Le gouvernement avait introduit les taxes pour réduire les « mulas » (espagnol pour mules), le nom donné aux coursiers qui voyagent à Cuba depuis l’étranger lourdement chargés de marchandises et de devises étrangères.

Mais la mesure n’a pas seulement touché les Cubains qui se sont tournés vers les « mulas » pour leur apporter des articles qu’ils ne pouvaient pas se procurer dans les magasins d’État, mais aussi ceux qui ont compté sur des parents à l’étranger pour leur fournir de la nourriture et des produits d’hygiène dont ils avaient grand besoin.

« Nous ne voulons pas de miettes »

Alors que la suppression de la taxe à l’importation est considérée comme une concession rare par le gouvernement, son caractère temporaire a été source de dérision.

manisfestation au cuba

Avec la pandémie de Covid entraînant une restriction du nombre de vols arrivant sur l’île, l’effet de la levée des restrictions serait limité.

Mais beaucoup de ceux qui ont commenté sur les réseaux sociaux pensaient également qu’il s’agissait d’un peu plus qu’un sparadrap. Certains ont écrit qu’ils avaient pris le risque de manifester – dans un pays où les rassemblements publics non autorisés sont illégaux – pour obtenir bien plus que cette concession limitée.
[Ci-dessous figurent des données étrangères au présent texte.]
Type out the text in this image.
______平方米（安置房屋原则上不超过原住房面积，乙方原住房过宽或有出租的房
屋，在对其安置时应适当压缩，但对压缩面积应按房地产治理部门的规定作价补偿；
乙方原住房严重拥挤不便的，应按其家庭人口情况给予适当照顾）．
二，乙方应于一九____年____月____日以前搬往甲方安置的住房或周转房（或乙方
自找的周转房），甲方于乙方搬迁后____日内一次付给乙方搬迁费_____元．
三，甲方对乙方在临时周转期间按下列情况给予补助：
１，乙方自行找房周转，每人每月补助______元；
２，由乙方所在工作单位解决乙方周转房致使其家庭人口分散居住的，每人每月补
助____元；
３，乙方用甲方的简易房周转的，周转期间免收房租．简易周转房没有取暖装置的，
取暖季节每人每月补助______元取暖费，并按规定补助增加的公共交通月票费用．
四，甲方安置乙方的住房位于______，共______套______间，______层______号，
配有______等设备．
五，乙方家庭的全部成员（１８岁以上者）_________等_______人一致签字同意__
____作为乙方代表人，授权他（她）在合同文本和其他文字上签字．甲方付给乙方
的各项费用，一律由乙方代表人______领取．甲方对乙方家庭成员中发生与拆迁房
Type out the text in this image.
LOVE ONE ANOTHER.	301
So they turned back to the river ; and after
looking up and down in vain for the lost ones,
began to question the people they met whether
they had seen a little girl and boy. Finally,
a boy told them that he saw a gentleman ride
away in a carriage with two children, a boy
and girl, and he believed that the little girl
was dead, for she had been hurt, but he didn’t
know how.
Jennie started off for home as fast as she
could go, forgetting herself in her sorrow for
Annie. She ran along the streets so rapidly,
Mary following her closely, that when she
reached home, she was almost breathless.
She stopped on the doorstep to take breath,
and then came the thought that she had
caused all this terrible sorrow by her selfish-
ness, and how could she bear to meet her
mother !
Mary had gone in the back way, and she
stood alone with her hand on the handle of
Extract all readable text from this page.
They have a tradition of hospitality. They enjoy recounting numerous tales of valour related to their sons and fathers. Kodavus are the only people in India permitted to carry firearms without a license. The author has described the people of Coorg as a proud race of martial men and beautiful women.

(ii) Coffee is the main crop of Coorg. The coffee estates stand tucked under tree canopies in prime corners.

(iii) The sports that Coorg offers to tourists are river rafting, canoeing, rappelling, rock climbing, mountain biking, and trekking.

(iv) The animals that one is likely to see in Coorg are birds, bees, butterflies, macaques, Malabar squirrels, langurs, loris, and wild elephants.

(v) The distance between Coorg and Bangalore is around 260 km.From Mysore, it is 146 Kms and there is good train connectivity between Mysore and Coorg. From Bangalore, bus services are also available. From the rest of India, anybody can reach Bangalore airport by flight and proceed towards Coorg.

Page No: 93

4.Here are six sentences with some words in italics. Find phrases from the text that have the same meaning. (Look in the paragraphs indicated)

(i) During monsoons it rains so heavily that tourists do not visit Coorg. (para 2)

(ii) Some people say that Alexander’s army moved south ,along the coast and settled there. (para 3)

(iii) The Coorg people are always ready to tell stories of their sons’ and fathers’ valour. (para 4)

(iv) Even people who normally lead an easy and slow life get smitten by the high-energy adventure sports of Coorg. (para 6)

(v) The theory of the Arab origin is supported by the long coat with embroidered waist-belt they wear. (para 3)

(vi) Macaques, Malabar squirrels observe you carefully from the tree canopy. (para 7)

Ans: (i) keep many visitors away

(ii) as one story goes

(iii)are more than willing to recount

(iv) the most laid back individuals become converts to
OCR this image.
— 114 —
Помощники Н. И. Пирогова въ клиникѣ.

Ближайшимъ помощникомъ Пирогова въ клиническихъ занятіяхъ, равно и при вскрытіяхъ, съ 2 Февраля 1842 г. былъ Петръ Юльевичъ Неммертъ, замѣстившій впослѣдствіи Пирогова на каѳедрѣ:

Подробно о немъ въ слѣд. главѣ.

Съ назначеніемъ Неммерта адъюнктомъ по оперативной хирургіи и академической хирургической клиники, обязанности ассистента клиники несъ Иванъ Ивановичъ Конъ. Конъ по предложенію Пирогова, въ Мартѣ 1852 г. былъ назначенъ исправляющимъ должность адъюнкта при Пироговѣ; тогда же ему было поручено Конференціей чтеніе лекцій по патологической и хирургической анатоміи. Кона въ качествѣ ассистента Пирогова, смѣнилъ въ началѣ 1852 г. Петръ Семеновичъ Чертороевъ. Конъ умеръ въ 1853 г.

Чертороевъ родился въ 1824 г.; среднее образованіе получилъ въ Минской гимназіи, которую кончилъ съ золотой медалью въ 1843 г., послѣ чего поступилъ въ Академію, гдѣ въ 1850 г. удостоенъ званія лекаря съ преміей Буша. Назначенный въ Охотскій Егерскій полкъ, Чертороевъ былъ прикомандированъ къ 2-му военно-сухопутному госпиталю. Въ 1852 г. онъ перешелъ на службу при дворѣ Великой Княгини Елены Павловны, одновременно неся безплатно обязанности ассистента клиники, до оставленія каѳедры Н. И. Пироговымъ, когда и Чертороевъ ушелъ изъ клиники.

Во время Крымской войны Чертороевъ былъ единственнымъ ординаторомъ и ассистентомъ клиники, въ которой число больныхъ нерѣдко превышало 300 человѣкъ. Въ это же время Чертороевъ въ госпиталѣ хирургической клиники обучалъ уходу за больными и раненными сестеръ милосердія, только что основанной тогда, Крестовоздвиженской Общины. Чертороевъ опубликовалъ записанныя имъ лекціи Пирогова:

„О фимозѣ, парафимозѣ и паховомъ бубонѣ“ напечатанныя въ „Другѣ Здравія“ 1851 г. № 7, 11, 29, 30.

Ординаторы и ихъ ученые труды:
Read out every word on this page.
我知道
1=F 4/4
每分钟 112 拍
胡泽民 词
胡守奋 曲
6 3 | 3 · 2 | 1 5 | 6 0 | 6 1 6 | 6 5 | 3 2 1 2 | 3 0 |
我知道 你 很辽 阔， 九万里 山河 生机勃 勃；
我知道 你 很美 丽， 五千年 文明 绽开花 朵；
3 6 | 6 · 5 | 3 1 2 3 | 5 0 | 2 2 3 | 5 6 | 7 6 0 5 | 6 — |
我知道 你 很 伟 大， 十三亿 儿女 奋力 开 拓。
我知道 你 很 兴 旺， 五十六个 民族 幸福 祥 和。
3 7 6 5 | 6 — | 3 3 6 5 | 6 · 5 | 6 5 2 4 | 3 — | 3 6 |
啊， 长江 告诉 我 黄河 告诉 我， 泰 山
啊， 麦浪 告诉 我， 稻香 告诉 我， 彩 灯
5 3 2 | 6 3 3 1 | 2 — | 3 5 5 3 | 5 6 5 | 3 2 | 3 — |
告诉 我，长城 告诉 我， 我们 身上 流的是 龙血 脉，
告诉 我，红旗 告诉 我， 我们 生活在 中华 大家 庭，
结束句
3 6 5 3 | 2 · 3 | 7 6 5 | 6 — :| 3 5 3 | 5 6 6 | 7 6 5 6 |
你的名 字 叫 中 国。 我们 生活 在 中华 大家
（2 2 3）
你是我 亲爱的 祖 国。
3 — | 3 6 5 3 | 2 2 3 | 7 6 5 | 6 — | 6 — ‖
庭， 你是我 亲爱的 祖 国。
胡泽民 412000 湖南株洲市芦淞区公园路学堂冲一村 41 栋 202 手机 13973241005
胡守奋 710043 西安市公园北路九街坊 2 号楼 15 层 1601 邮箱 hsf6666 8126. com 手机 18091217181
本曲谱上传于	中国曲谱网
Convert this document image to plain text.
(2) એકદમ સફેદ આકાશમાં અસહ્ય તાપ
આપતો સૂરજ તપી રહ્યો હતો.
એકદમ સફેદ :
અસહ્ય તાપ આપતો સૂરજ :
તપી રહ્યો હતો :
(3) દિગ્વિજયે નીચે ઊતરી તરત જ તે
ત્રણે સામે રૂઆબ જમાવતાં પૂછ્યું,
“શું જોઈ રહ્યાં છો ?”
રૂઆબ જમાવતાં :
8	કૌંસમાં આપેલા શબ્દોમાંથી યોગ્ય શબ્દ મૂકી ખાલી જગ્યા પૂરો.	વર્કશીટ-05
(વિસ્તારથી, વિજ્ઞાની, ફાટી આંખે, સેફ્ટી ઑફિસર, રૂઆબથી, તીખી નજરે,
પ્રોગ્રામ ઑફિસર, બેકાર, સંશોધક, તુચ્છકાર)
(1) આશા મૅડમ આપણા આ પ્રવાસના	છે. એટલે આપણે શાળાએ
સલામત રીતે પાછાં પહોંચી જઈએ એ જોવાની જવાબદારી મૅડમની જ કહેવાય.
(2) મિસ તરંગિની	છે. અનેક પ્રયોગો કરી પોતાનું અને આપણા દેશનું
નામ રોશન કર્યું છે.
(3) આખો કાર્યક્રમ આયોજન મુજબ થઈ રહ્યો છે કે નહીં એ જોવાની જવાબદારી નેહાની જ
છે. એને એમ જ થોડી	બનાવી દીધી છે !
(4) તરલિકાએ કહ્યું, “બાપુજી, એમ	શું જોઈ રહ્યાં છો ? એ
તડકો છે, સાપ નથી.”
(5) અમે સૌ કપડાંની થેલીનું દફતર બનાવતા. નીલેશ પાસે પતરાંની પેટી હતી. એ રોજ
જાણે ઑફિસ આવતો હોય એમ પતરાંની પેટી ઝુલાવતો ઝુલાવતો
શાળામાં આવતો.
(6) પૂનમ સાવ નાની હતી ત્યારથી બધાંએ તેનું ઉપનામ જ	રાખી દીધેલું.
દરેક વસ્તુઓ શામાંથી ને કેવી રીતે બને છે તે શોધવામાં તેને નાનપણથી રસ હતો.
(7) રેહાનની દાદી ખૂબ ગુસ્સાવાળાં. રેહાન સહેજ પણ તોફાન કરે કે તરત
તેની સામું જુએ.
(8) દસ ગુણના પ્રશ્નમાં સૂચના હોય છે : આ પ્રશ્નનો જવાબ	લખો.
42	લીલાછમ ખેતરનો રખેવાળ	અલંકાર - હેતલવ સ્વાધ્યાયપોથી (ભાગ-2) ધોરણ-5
« Non, nous ne voulons pas de miettes. Nous voulons la liberté », a tweeté le critique du gouvernement et journaliste Yoani Sánchez peu après l’annonce.

« Le sang n’a pas été versé dans les rues cubaines pour importer quelques valises supplémentaires. »

Une colère grandissante

Les manifestations, qui ont commencé dimanche, étaient non seulement les plus importantes mais aussi les plus répandues à Cuba depuis des décennies.

Des dizaines de personnes ont été arrêtées dans tout le pays depuis le début des troubles. Les autorités ont confirmé mardi qu’un homme était décédé.

La nouvelle des manifestations s’est propagée sur les réseaux sociaux, où les manifestants ont posté des images en direct de rassemblements à travers le pays.

L’accès Internet mobile a été introduit à Cuba au cours des dernières années, mais il est fourni par une entreprise publique.

À la suite des manifestations, il y a eu une panne d’Internet que beaucoup ont imputée au gouvernement qui tentait de bloquer les communications.

Des journalistes de l’agence de presse AFP ont rapporté que les autorités cubaines avaient rétabli l’accès à Internet mercredi. Cependant, certaines plateformes de messagerie et de médias sociaux seraient restées bloquées sur la 3G et la 4G, notamment Facebook, WhatsApp et Twitter.

Les rues de La Havane étaient plus calmes mercredi, bien qu’il y ait eu une forte présence de sécurité.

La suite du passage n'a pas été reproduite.